但她没想到的是这云公子不但是个读书人,还是个生意人,最不愿做那赔本买卖,她云公子说完方才那一番话,应是气势汹汹地走了,她也懒得辩解,反正这是个不愿再遇见的人,可那云公子却是一番思量,咬牙切齿地说道:“槿娘,你方才说的那些话,我便不同你计较,我知道,是我先对不住你,你说那般话,是情有可原。你对以前的事情既然记不太清了,那就让我们重新开始吧。”说着便向前一步,紧紧搂住了韶槿。
秀秀和绿雪都是大惊失色,但却都被云端的两个小厮捂住了嘴。韶槿被他紧紧抓着,气得浑身发抖,怒道:“你这是要做什么,非礼么?!”
“你不是便怕丢了名节么,若今日你丢了名节,且看那尚三会不会休了休你。槿娘,你莫怕,我说过,等他休了你,我一定会将你抬进家门的。”
“放开我!”韶槿看着那云公子原本好看的脸因为疯狂而变得扭曲,便大声喊道,莫说再发展下去,只要现在这般状况,只要有人闯进来,她便是百口莫辩,而再看秀秀和绿雪都被那俩小厮抓着,韶槿更是担心,直怒斥道:“至少你放开她们,我那俩丫鬟都是未嫁之身,怎能由得你如此胡来。”
而云端却不听她说的话,使出蛮力将她压在桌上,笑道:“槿娘,若我今日放了你,以后你我都会后悔的。”
第28章 故人风波
尚谦走进雅间时看到的是一幅很奇怪的画面,一个他从没见过的男子将他的小妻子压在桌子上拉着衣襟欲行不轨,而他的妻子云鬓散乱,看不清脸上的表情,两个丫鬟也被人抓住。
尚谦的本能反应便是一个箭步冲了过去,将那男子推开,也顾不得什么礼仪,便将韶槿搂在怀里,怒问云端道:“你是谁,你这是在做什么?”
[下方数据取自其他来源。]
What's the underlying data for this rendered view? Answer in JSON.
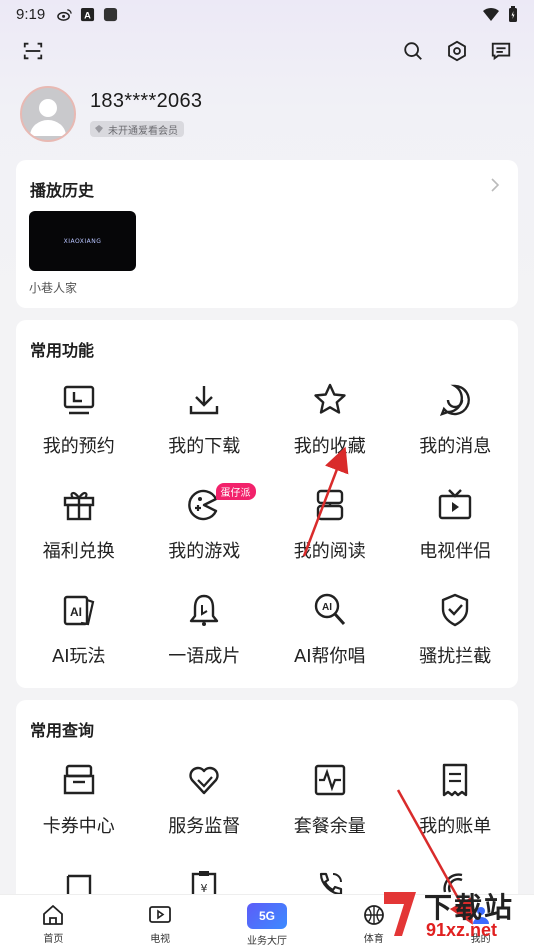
{
  "status": {
    "time": "9:19"
  },
  "profile": {
    "phone": "183****2063",
    "member_label": "未开通爱看会员"
  },
  "history": {
    "title": "播放历史",
    "items": [
      {
        "label": "小巷人家"
      }
    ]
  },
  "functions": {
    "title": "常用功能",
    "items": [
      {
        "label": "我的预约",
        "icon": "monitor-icon"
      },
      {
        "label": "我的下载",
        "icon": "download-icon"
      },
      {
        "label": "我的收藏",
        "icon": "star-icon"
      },
      {
        "label": "我的消息",
        "icon": "smile-icon"
      },
      {
        "label": "福利兑换",
        "icon": "gift-icon"
      },
      {
        "label": "我的游戏",
        "icon": "game-icon",
        "tag": "蛋仔派"
      },
      {
        "label": "我的阅读",
        "icon": "book-icon"
      },
      {
        "label": "电视伴侣",
        "icon": "tv-icon"
      },
      {
        "label": "AI玩法",
        "icon": "ai-cards-icon"
      },
      {
        "label": "一语成片",
        "icon": "bell-icon"
      },
      {
        "label": "AI帮你唱",
        "icon": "ai-mic-icon"
      },
      {
        "label": "骚扰拦截",
        "icon": "shield-icon"
      }
    ]
  },
  "queries": {
    "title": "常用查询",
    "items": [
      {
        "label": "卡券中心",
        "icon": "coupon-icon"
      },
      {
        "label": "服务监督",
        "icon": "heart-icon"
      },
      {
        "label": "套餐余量",
        "icon": "pulse-icon"
      },
      {
        "label": "我的账单",
        "icon": "bill-icon"
      }
    ]
  },
  "bottom_nav": {
    "items": [
      {
        "label": "首页",
        "icon": "home-icon"
      },
      {
        "label": "电视",
        "icon": "tv-play-icon"
      },
      {
        "label": "业务大厅",
        "icon": "5g-icon",
        "badge": "5G"
      },
      {
        "label": "体育",
        "icon": "basketball-icon"
      },
      {
        "label": "我的",
        "icon": "profile-icon"
      }
    ]
  },
  "thumb_logo": "XIAOXIANG",
  "watermark": {
    "line1": "下载站",
    "line2": "91xz.net"
  },
  "colors": {
    "accent": "#5d5cf8",
    "tag": "#f2226b",
    "arrow": "#d92b2b"
  }
}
却说那云公子整了整衣服,举手示意让两个家仆放了秀秀和绿雪,脸上显出悲戚的面容,对尚谦道:“尚三爷,今日我做出此不顾教化礼仪之举,任凭三爷发落。”
韶槿惊诧地望着云端,不知他为何前后变化如此之大。却听云端又说道:“只是,尚三爷,此举在下实是出于无奈,都闻尚三爷您最是那重情之人,实不相瞒,尊夫人在云英未嫁之时曾与在下有过一场情劫,我们曾约定死生都要在一起,但因种种缘由,我未能娶她,因此才有了她当时沉塘自尽一事。此事我郁结心中已久,又久久不能忘情,今日在此偶遇,故而才做出这般举止。昔年越国公曾做过破镜重圆、分钗合钿之善举,成为千古佳话。若尚三爷也愿成就我与槿娘,我云端定来世结草衔环以报。”
云端的脸上已全无方才的戾气,而是一副谦谦君子的哀戚模样,他见被尚谦护在身后的韶槿,心里只觉志在必得,他想来想去只觉槿娘还是爱着他的,只是不愿放弃现在的生活,只要逼到一定程度,她还是会松口的,毕竟尚家这般的大户人家又怎会允许当家奶奶有私情。
至于槿娘的名节,他就不去考虑了,反正他要带着她去南方。听说那尚家小霸王也曾把心爱的一个美妾送人,也曾与那杨公子共做过那春满楼花魁的入幕之宾,但也曾因与人抢一个粉头而大打出手,砍人手足,还曾鞭打过家中通房,这样的一个人,对女人不过当作衣服,又怎会看重,若他见自己的正妻有这般过往,又怎会怜惜她?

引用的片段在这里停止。